Since the election, the 10yr UST has moved up 60 bps and is up 110 bps since the low point set in July 2016. The natural inclination for many investors may be to see these increases and assume that cap rates will experience a similar increase. However, even if interest rates increase further, to 3% or more in the coming year, it is not a foregone conclusion that cap rates will spike up in response.
Movements in Moody’s Baa corporate bond yields tend to mirror those of cap rates, and daily trends since the election suggest that investors are viewing the coming changes to fiscal policy favorably.
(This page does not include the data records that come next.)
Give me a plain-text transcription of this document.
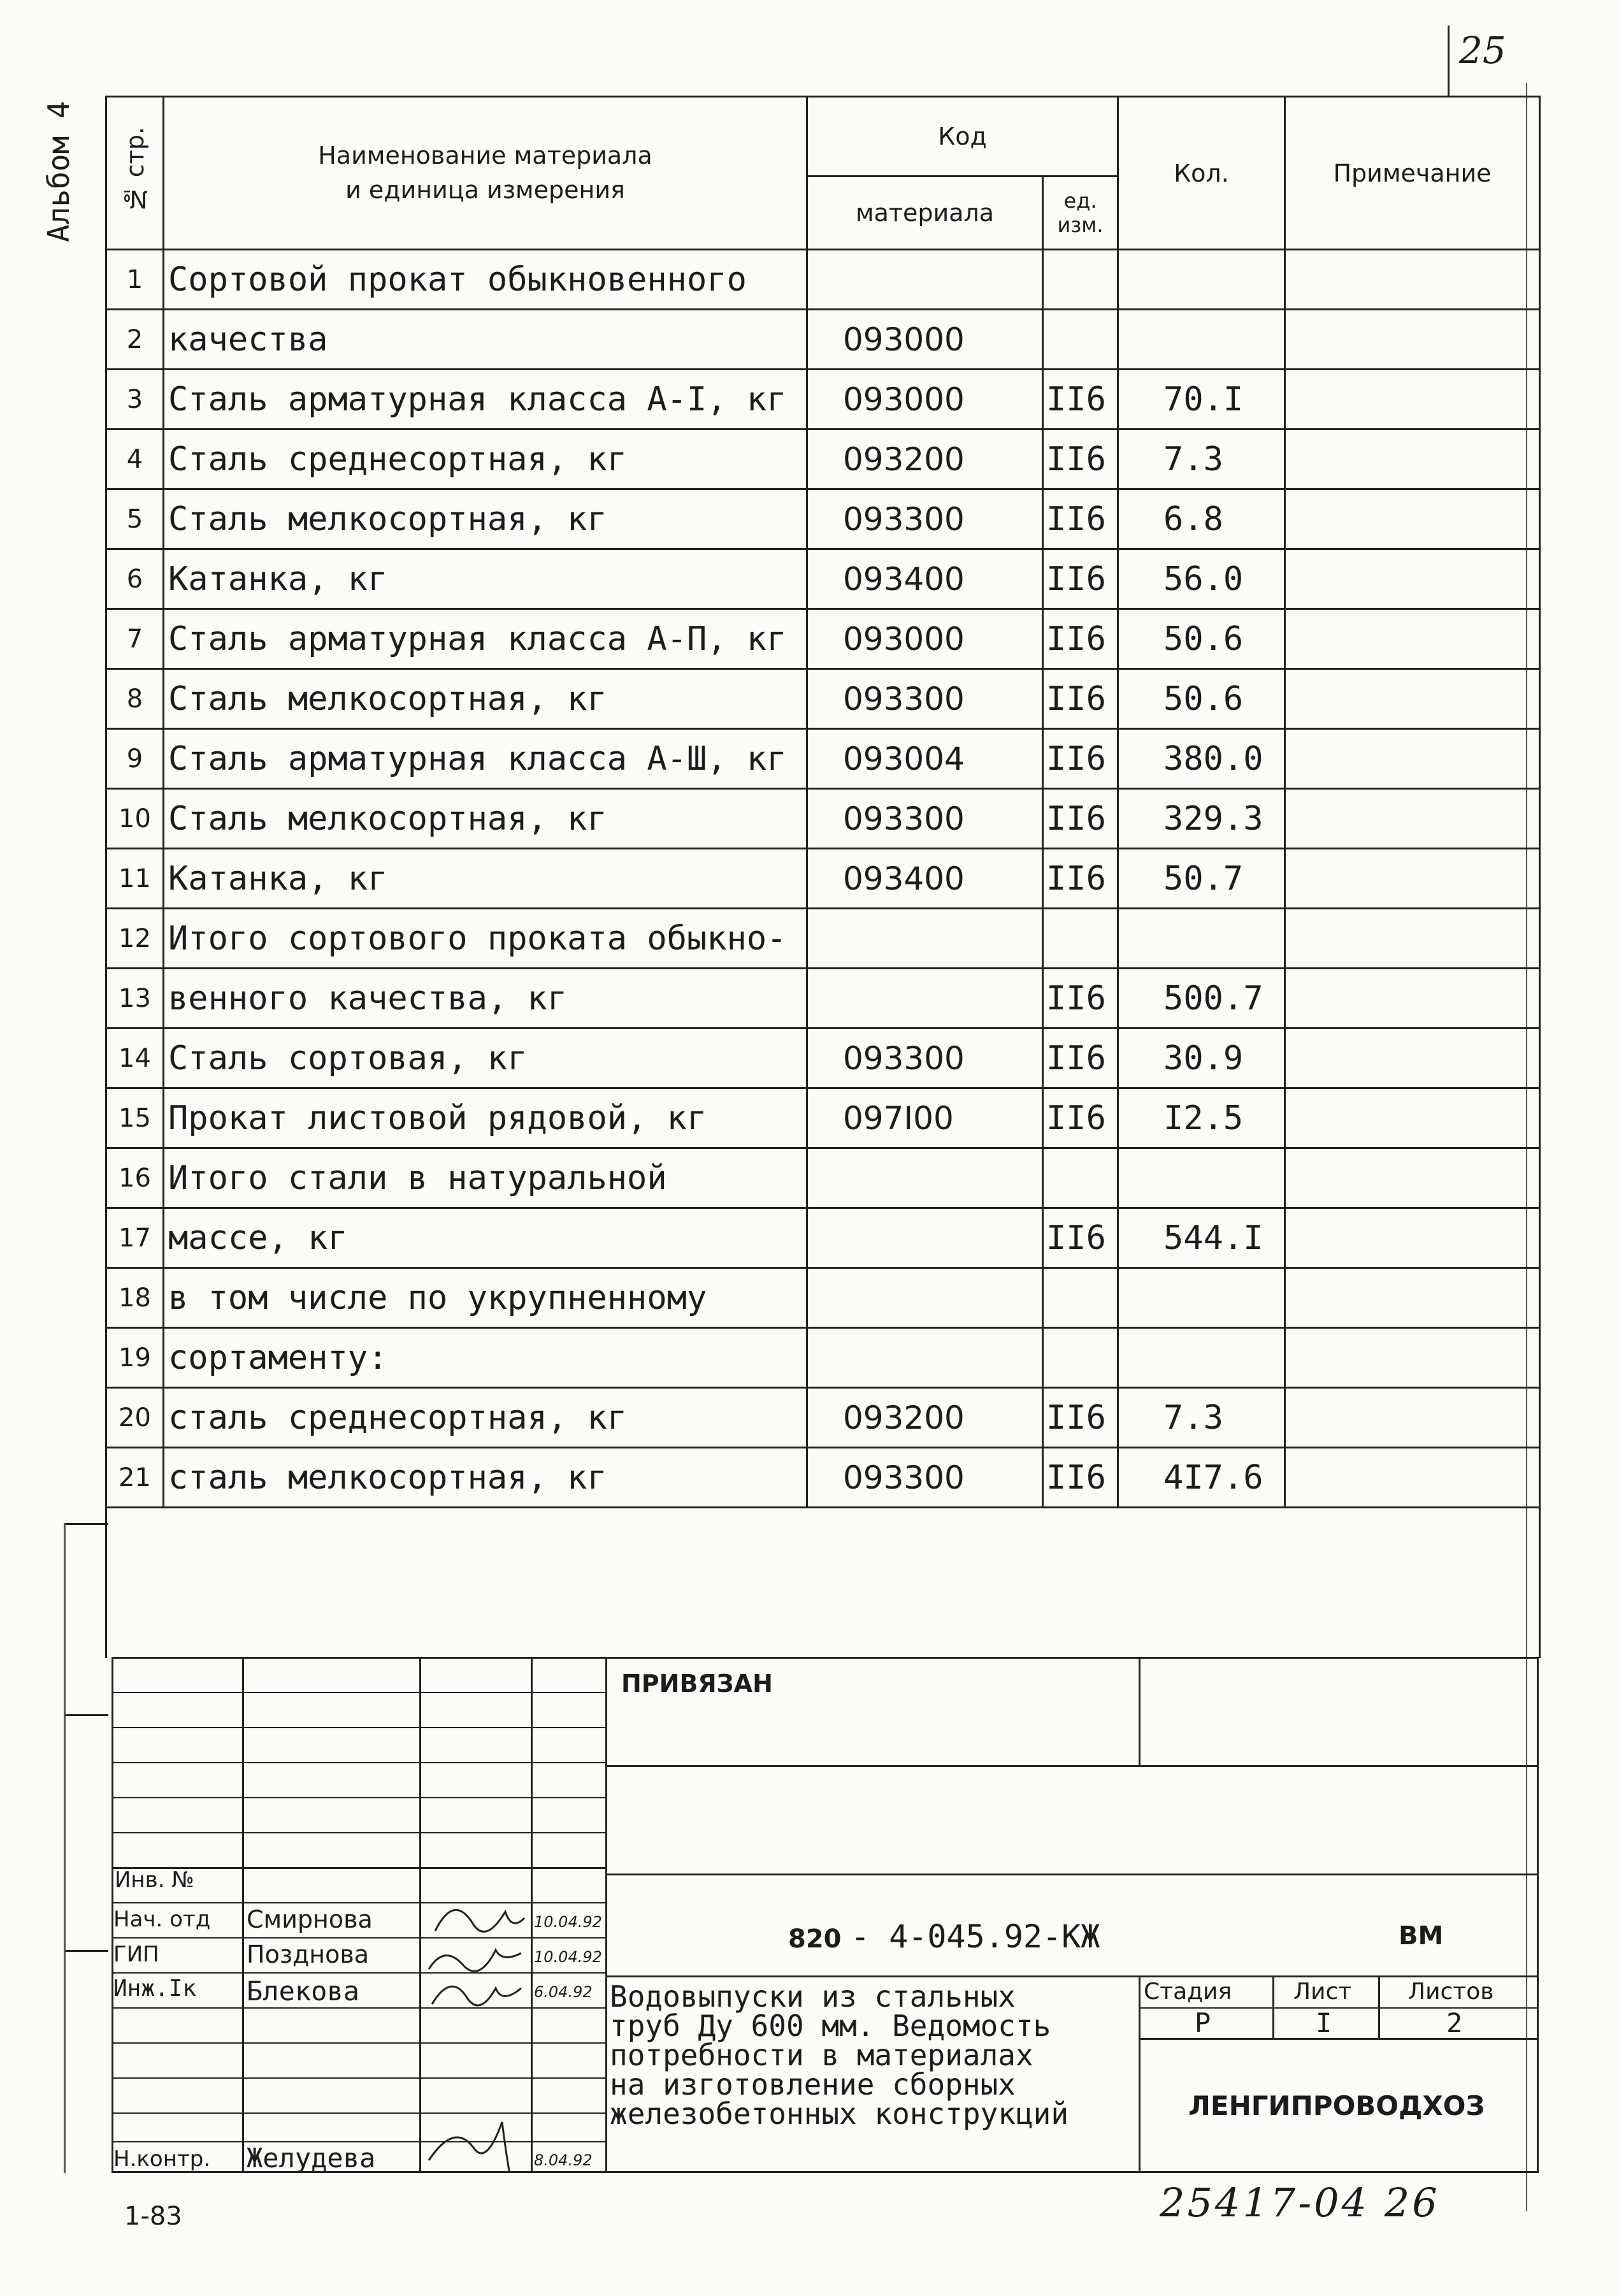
25
Альбом 4 № стр.	Наименование материала
и единица измерения	Код		Кол.	Примечание
		материала	ед.
изм.		
1	Сортовой прокат обыкновенного				
2	качества	093000			
3	Сталь арматурная класса А-I, кг	093000	II6	70.I	
4	Сталь среднесортная, кг	093200	II6	7.3	
5	Сталь мелкосортная, кг	093300	II6	6.8	
6	Катанка, кг	093400	II6	56.0	
7	Сталь арматурная класса А-П, кг	093000	II6	50.6	
8	Сталь мелкосортная, кг	093300	II6	50.6	
9	Сталь арматурная класса А-Ш, кг	093004	II6	380.0	
10	Сталь мелкосортная, кг	093300	II6	329.3	
11	Катанка, кг	093400	II6	50.7	
12	Итого сортового проката обыкно-				
13	венного качества, кг		II6	500.7	
14	Сталь сортовая, кг	093300	II6	30.9	
15	Прокат листовой рядовой, кг	097I00	II6	I2.5	
16	Итого стали в натуральной				
17	массе, кг		II6	544.I	
18	в том числе по укрупненному				
19	сортаменту:				
20	сталь среднесортная, кг	093200	II6	7.3	
21	сталь мелкосортная, кг	093300	II6	4I7.6	

ПРИВЯЗАН
Инв. №
Нач. отд Смирнова	10.04.92
ГИП	Позднова	10.04.92
Инж.Iк Блекова	6.04.92
Н.контр. Желудева	8.04.92
820 - 4-045.92-КЖ	ВМ
Водовыпуски из стальных
труб Ду 600 мм. Ведомость
потребности в материалах
на изготовление сборных
железобетонных конструкций
Стадия	Лист Листов
Р	I	2
ЛЕНГИПРОВОДХОЗ
1-83	25417-04 26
Since the election, the spread between the 10yr UST and these higher-yielding corporate bonds has narrowed by 30 bps. There is reason to believe that cap rate spreads to the 10yr UST could behave in a similar manner as interest rates increase.
Fundamentally, the impact of the stimulative pressure of tax cuts and infrastructure spending should reduce investor perceptions of risk in the market, and thus to narrower spreads between cap rates and the 10yr UST. Even with no changes in market rents, the net income produced by property investments will increase given lower tax rates at the corporate level. Combine that higher profit margin with the perception that a number of underemployed people will suddenly be building roads and bridges, and one might expect property income to grow for some property types as well.
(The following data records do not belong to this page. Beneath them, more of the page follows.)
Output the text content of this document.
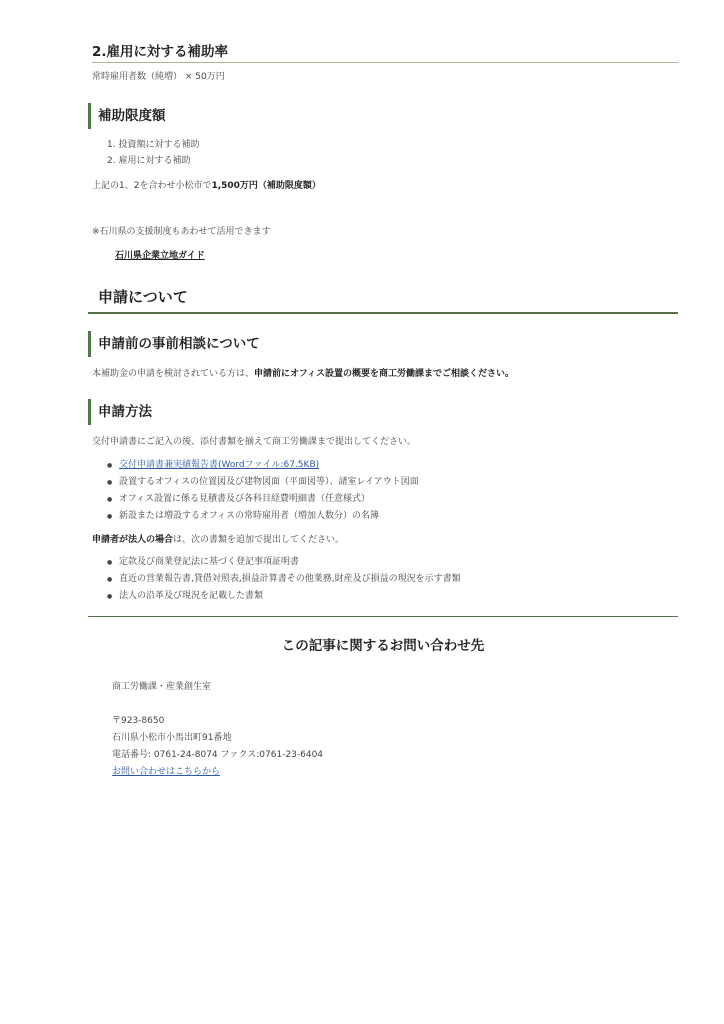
2.雇用に対する補助率
常時雇用者数（純増） × 50万円
補助限度額
1. 投資額に対する補助
2. 雇用に対する補助
上記の1、2を合わせ小松市で1,500万円（補助限度額）
※石川県の支援制度もあわせて活用できます
石川県企業立地ガイド
申請について
申請前の事前相談について
本補助金の申請を検討されている方は、申請前にオフィス設置の概要を商工労働課までご相談ください。
申請方法
交付申請書にご記入の後、添付書類を揃えて商工労働課まで提出してください。
● 交付申請書兼実績報告書(Wordファイル:67.5KB)
● 設置するオフィスの位置図及び建物図面（平面図等）、諸室レイアウト図面
● オフィス設置に係る見積書及び各科目経費明細書（任意様式）
● 新設または増設するオフィスの常時雇用者（増加人数分）の名簿
申請者が法人の場合は、次の書類を追加で提出してください。
● 定款及び商業登記法に基づく登記事項証明書
● 直近の営業報告書,貸借対照表,損益計算書その他業務,財産及び損益の現況を示す書類
● 法人の沿革及び現況を記載した書類
この記事に関するお問い合わせ先
商工労働課・産業創生室
〒923-8650
石川県小松市小馬出町91番地
電話番号: 0761-24-8074 ファクス:0761-23-6404
お問い合わせはこちらから
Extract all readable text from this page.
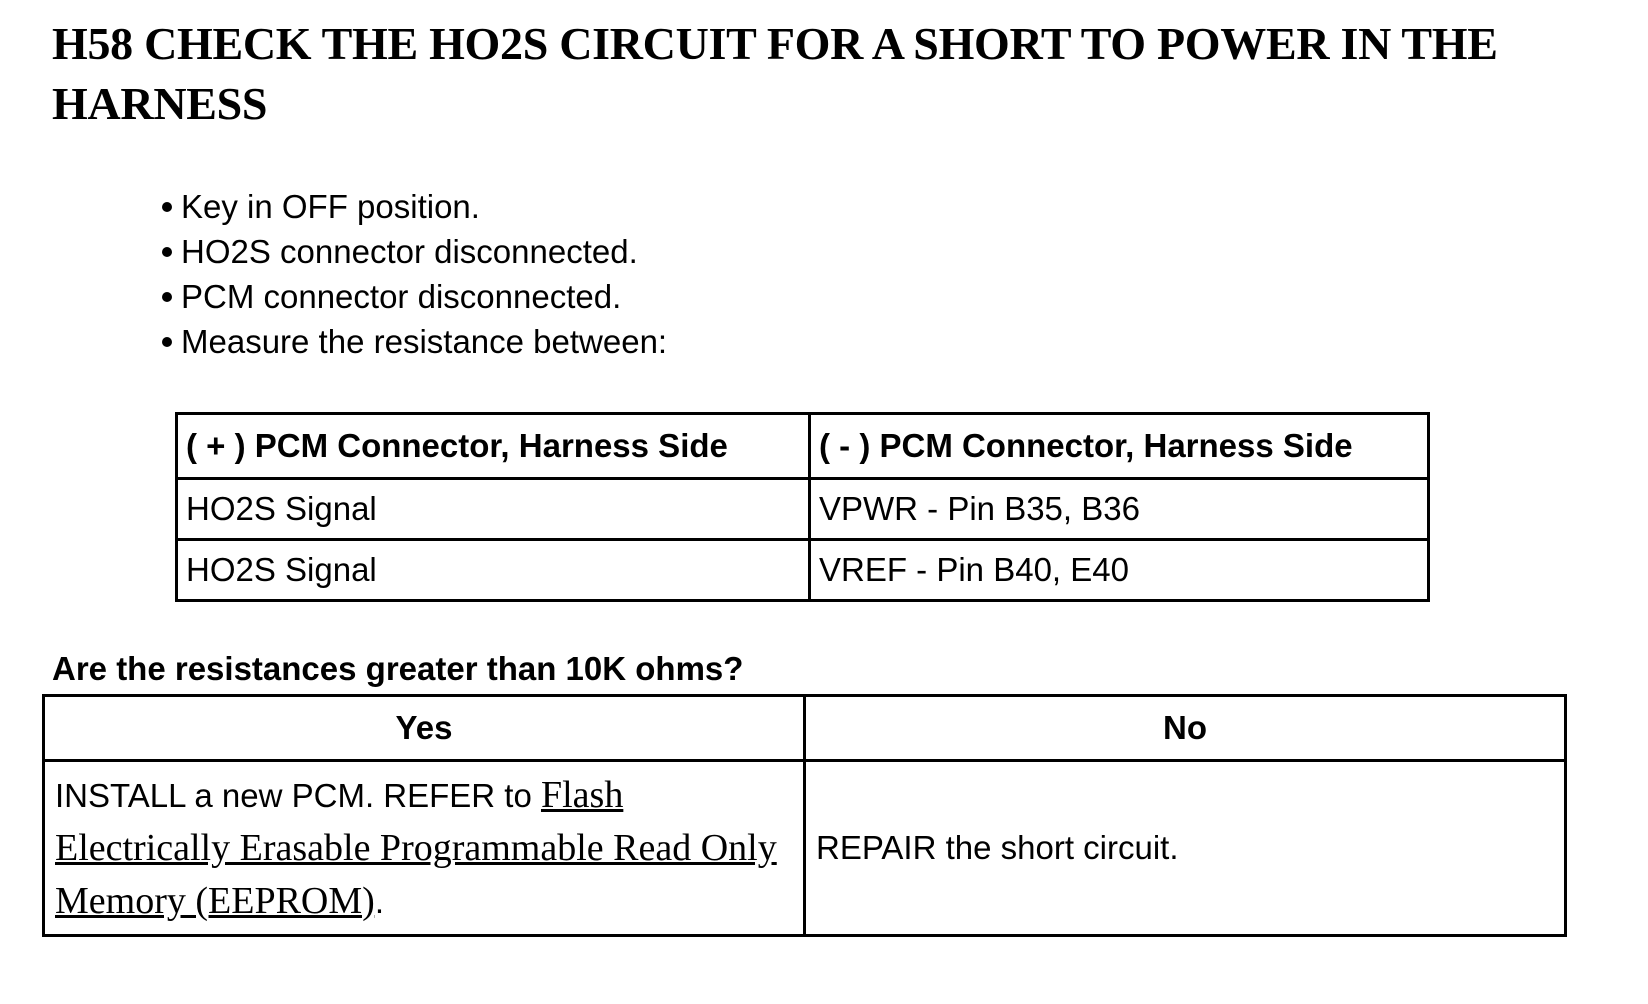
H58 CHECK THE HO2S CIRCUIT FOR A SHORT TO POWER IN THE HARNESS
Key in OFF position.
HO2S connector disconnected.
PCM connector disconnected.
Measure the resistance between:
( + ) PCM Connector, Harness Side	( - ) PCM Connector, Harness Side
HO2S Signal	VPWR - Pin B35, B36
HO2S Signal	VREF - Pin B40, E40
Are the resistances greater than 10K ohms?
Yes	No

INSTALL a new PCM. REFER to Flash Electrically Erasable Programmable Read Only Memory (EEPROM).	REPAIR the short circuit.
That, at least, is what the market is expecting. I think the tax impacts will certainly have a positive impact on corporations. It is not clear, however, that the politics around infrastructure spending plans will quite have the WPA-style impact on the labor markets that some are hoping.
The net effect from all of this is that if interest rates stabilize in this 2.4% to 2.6% range that has been evident since Thanksgiving, then the market is back to the 2014 levels for interest rates. For commercial property cap rates, the average spread to the 10yr UST at that time was 440 bps and the spread is now at 390 bps using our preliminary November 2016 cap rate figures. A 390 bps spread is in line with long-run averages, a level which may narrow further.
Those spreads in 2014 were set in a time when investor perceptions of risk were higher and growth expectations were lower. Both of those features should help narrow cap rate spreads. Unless the market posts further, sharper increases in interest rates, the interest rate changes since the election could be a non-event for cap rates.